By William MarkiewiczPeople familiar with Buddhism know the term ‘Samsara’ which means the opposite of Satori or enlightenment. Samsara means the enjoyment of pleasures given by the senses. So, Samsara is based essentially on hormones, which give pleasure. The implication is that Samsara people must be somehow intellectually, spiritually, inferior to people of spirit, of Satori and enlightenment. Spirituality had to evolve after Samsara, of course, because in Samsara we know from the start what it is about, while with spirituality we float in mystery. Mystery means spirit and intellect floating in heights opposite to Samsara, practically devoid of mystery because everything required and obtained is from basic senses. Buddhism doesn’t entirely reject Samsara. I heard a Buddhist say that, “there is something good in Samsara.”
Spirituality seeks answers we don’t have; the mystery of existence, mystery of soul, of consciousness, of intuition, the relation between human and cosmos and about intercosmic relations. For instance, Gurdjieff tells the story of the old guru who predicts to an old monk: you will die in one year, so go to another monastery . . .” We don’t know why the guru asks the monk to go to another place. How will he benefit? All is wrapped in mystery.

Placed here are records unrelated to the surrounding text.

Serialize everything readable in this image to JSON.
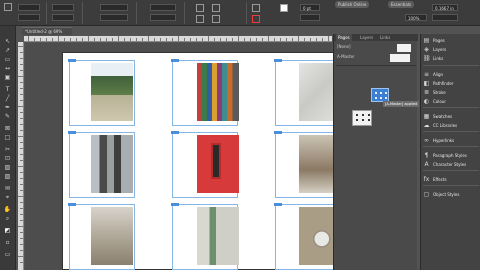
{
  "control_bar": {
    "publish_label": "Publish Online",
    "essentials_label": "Essentials",
    "zoom_value": "0 pt",
    "percent_value": "100%",
    "measure_value": "0.1667 in"
  },
  "document_tab": {
    "label": "*Untitled-2 @ 69%"
  },
  "panel": {
    "tabs": [
      "Pages",
      "Layers",
      "Links"
    ],
    "active_tab": 0,
    "none_label": "[None]",
    "masters_label": "A-Master",
    "drag_tooltip": "[A-Master] applied"
  },
  "dock": {
    "items": [
      {
        "icon": "pages-icon",
        "glyph": "▤",
        "label": "Pages"
      },
      {
        "icon": "layers-icon",
        "glyph": "◈",
        "label": "Layers"
      },
      {
        "icon": "links-icon",
        "glyph": "⛓",
        "label": "Links"
      },
      {
        "icon": "align-icon",
        "glyph": "≡",
        "label": "Align"
      },
      {
        "icon": "pathfinder-icon",
        "glyph": "◧",
        "label": "Pathfinder"
      },
      {
        "icon": "stroke-icon",
        "glyph": "≣",
        "label": "Stroke"
      },
      {
        "icon": "colour-icon",
        "glyph": "◐",
        "label": "Colour"
      },
      {
        "icon": "swatches-icon",
        "glyph": "▦",
        "label": "Swatches"
      },
      {
        "icon": "cc-libraries-icon",
        "glyph": "☁",
        "label": "CC Libraries"
      },
      {
        "icon": "hyperlinks-icon",
        "glyph": "∞",
        "label": "Hyperlinks"
      },
      {
        "icon": "paragraph-styles-icon",
        "glyph": "¶",
        "label": "Paragraph Styles"
      },
      {
        "icon": "character-styles-icon",
        "glyph": "A",
        "label": "Character Styles"
      },
      {
        "icon": "effects-icon",
        "glyph": "fx",
        "label": "Effects"
      },
      {
        "icon": "object-styles-icon",
        "glyph": "▢",
        "label": "Object Styles"
      }
    ]
  },
  "colors": {
    "frame_stroke": "#86b6e8",
    "frame_handle": "#4a8ede",
    "drag_blue": "#3d7fd4",
    "app_bg": "#535353"
  }
}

The film, “Never on Sunday”, is a challenge to mystical spirituality, a challenge to the unknown from start to finish. Seekers for Samsara don’t exist; one just enjoys hedonistically what he gets. Contrary to possible expectations, the film is of great intelligence. Homer, the philosopher - tourist from the States, at the end of the film admits his defeat. The followers of the movie had something to ponder as Gurdjieff, mystic-philosopher expressed on his deathbed: “Je vous laisse dans les beaux draps” which could be translated as: "I leave you in a fine mess."